Ho risposto alle email antispam, ecco quello che è successo

Una volta avevo un amico che era in fissa per le email antispam . Per email antispam intendo quei messaggi di posta elettronica identificati come spam (leggi qui) dal filtro che analizza le email in ingresso e che finiscono, appunto, nella casella dell’antispam. Avete presente?
Avevo un amico, dicevo, che mi parlava sempre di queste email. Specie quelle zozze. Sì, lo so, si mette sempre in mezzo un amico quando si parla di cose zozze. Però in questo caso è vero. Non per nulla era amico mio.

E infatti memore di questa sua passione l’altro giorno mi sono deciso e ho risposto a due email antispam che riposavano comodamente da una settimana nella mia casella di post elettronica. Ero sicuro si trattasse di fake ed curioso di capire cosa sarebbe successo. Ho sempre ricevuto questi messaggi ignorandoli. E non immaginavo minimamente che rispondendo il risultato sarebbe stato di simili proporzioni e la mia vita sarebbe cambiata in questo modo…

Ho risposto a due email antispam. Ecco com’è cambiata la mia vita

1. Svetlana

email antispam-ragazza russa
Ora, la prima email antispam a cui ho risposto è stata quella di Svetlana. Questa simpatica ragazza russa, che scriveva usando il traduttore di Google, mi parlava sempre di questo suo problemino fisico: la fica rovente. E cercava spesso di incontrarmi per poterlo risolvere. Nelle sue email antispam mi domandava cosa facessi la notte, se per caso non mi andava di incontrarla ecc. Insomma, alla fine è venuto fuori che mi aveva scambiato per il suo ginecologo e quindi cercava consigli su come risolvere un fastidioso prurito intimo (che Google aveva malamente quanto inopportunamente tradotto come “fica rovente”). Per fortuna ha trovato me che in un certo senso un po’ ginecologo lo sono, e le ho spiegato il corretto uso del bidè. Alle volte basta poco per rendere felici le persone. Svetlana era comunque molto sola e abbiamo continuato a frequentarci anche dopo questo simpatico incontro.
Ora ci sentiamo regolarmente e facciamo coppia fissa.

2. Il cinese che regala i milioni

email antispam-cinese-confucio
La seconda email antispam che mi ha cambiato la vita è quella del signor Chin Sang. Il cinese che deve incassare un’eredità di 21 milioni di dollari ma ha bisogno di un garante europeo per farlo.

Era disperato, poverino.

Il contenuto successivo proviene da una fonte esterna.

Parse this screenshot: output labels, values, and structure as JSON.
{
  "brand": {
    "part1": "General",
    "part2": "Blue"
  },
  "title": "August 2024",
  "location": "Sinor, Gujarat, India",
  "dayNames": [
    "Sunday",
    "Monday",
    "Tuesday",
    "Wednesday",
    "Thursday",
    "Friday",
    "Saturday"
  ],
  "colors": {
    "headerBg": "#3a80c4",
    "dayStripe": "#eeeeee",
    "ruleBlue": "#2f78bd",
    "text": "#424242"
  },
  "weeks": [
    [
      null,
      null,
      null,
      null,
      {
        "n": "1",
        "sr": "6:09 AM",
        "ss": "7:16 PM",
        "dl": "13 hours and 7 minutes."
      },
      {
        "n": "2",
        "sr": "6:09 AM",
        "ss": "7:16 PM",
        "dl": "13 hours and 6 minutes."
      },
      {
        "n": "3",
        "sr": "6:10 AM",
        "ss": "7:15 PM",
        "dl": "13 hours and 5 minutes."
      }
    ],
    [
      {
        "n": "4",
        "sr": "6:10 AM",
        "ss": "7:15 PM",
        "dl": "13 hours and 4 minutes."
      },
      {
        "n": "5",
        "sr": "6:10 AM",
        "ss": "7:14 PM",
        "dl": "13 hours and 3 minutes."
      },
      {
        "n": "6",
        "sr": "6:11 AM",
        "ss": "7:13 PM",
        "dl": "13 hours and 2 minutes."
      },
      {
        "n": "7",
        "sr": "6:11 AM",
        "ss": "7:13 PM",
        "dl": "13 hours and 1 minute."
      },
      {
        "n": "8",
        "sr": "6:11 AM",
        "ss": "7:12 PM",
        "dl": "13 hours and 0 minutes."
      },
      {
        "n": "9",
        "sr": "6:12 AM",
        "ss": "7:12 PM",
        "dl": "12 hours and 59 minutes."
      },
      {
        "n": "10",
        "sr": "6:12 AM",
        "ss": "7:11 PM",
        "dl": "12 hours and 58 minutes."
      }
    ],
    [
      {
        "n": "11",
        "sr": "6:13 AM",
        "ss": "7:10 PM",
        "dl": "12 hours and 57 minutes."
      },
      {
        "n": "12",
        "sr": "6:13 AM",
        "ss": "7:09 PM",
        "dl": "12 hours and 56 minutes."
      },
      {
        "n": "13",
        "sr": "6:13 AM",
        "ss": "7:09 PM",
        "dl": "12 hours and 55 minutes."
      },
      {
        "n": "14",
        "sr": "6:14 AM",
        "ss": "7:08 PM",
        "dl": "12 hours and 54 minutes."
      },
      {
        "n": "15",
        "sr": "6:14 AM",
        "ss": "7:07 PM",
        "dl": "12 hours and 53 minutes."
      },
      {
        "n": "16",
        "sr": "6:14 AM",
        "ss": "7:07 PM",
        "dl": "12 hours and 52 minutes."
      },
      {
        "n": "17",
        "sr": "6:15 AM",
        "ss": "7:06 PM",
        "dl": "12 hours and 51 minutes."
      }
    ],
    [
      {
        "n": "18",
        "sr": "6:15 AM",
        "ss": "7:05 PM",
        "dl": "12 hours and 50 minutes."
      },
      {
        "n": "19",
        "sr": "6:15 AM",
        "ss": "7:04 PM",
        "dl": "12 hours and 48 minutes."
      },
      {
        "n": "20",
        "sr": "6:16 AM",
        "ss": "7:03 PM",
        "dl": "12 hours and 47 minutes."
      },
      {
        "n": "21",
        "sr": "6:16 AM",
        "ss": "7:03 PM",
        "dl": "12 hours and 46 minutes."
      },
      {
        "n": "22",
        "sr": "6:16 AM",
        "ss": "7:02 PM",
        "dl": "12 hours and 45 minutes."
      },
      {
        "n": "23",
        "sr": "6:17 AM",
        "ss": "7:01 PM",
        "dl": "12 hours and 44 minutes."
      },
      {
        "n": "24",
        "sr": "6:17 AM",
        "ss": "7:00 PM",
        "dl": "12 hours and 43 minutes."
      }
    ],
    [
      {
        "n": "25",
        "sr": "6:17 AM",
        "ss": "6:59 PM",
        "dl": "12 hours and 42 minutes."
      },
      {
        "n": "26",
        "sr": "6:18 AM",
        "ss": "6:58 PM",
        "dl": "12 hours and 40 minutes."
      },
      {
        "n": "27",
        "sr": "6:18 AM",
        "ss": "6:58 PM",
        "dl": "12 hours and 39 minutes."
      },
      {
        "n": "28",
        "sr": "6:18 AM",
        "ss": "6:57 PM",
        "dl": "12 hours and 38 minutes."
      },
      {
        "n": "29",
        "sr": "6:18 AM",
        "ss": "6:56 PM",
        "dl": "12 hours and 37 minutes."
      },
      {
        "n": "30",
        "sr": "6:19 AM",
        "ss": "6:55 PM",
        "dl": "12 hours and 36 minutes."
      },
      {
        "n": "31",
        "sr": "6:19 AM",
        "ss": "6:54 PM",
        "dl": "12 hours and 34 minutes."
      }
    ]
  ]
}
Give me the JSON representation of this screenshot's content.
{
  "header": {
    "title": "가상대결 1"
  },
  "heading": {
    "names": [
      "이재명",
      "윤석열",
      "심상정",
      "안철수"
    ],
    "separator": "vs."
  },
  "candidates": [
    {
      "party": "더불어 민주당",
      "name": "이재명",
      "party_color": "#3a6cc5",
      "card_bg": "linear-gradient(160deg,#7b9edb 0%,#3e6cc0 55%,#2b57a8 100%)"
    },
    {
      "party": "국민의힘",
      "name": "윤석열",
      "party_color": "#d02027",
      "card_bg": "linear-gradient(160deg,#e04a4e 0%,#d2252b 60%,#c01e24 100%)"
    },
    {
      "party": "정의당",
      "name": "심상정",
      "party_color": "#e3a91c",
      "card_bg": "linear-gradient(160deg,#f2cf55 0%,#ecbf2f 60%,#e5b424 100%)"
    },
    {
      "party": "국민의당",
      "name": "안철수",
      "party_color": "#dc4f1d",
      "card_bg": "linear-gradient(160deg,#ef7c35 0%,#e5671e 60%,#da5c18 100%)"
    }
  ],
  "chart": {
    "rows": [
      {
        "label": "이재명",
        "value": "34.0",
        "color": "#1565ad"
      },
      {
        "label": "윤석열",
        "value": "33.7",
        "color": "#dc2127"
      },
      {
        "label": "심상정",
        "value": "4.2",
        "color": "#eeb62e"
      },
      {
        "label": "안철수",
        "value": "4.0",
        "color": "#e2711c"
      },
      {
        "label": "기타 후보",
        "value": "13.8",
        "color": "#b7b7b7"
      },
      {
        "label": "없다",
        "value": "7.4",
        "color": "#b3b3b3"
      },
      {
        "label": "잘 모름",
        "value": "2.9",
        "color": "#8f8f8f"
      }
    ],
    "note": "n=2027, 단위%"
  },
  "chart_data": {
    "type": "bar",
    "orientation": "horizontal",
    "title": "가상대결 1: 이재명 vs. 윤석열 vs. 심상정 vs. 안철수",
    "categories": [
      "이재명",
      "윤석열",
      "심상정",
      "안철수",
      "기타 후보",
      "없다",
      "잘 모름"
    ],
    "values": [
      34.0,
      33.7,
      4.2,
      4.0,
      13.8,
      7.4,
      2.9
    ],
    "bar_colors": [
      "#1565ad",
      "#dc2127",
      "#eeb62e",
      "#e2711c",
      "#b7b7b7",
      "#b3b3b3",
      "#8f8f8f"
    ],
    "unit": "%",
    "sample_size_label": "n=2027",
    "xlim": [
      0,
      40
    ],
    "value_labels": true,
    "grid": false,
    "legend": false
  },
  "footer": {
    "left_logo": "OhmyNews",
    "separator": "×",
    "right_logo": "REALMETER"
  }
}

Non sapeva come fare, per risolvere questa situazione. Aveva solo bisogno di qualcuno che gli desse fiducia. Aveva solo bisogno di voi. E voi niente! Lui poverino stava contattando mezza Europa con questa email in cui voleva regalarvi dei soldi, e voi non gli avete creduto (anche perché, metodicamente, l’email finiva nell’antispam). E intanto il termine per rivendicare questi 21 milioni stava per scadere. Ma che persone siamo diventate? Quando è accaduto che il cinismo ci ha schiacciato tutti in questo modo?

A chi fosse stato disposto ad aiutarlo il signor Chin Sang prometteva non ricordo più quanti milioni, ma nessuno si è mai fidato.

Viviamo in una società in cui l’uomo non si fida più dell’uomo, è terribile, non trovate?
“Possibile non si trovi nessuno pronto ad approfittare di questa occasione e ad aiutare quest’uomo?, mi sono chiesto”.

Diciamocelo francamente, quest’occasione, in un mondo normale, sarebbe stata considerata più unica che rara. E noi invece niente. Noi siamo cattivi e malfidati. E al povero cinese non stavamo dando neppure un’opportunità. Tutti a pensare alla truffa. Così, per tracciare una nuova rotta per l’umanità, mi sono deciso e gli ho risposto io.

“Caro signor Chin Sang, sono a sua disposizione per ritirare il denaro, mi faccia sapere le modalità con cui la procedura dovrà avvenire. La ringrazio per l’opportunità e spero realmente di poterle essere d’aiuto”.
Risultato? Ora sono un uomo ricco.
E con Svetlana siamo felici.

Rispondete anche voi alle email antispam. In fondo il segreto della felicità potrebbe essere nascosto nelle email assurde.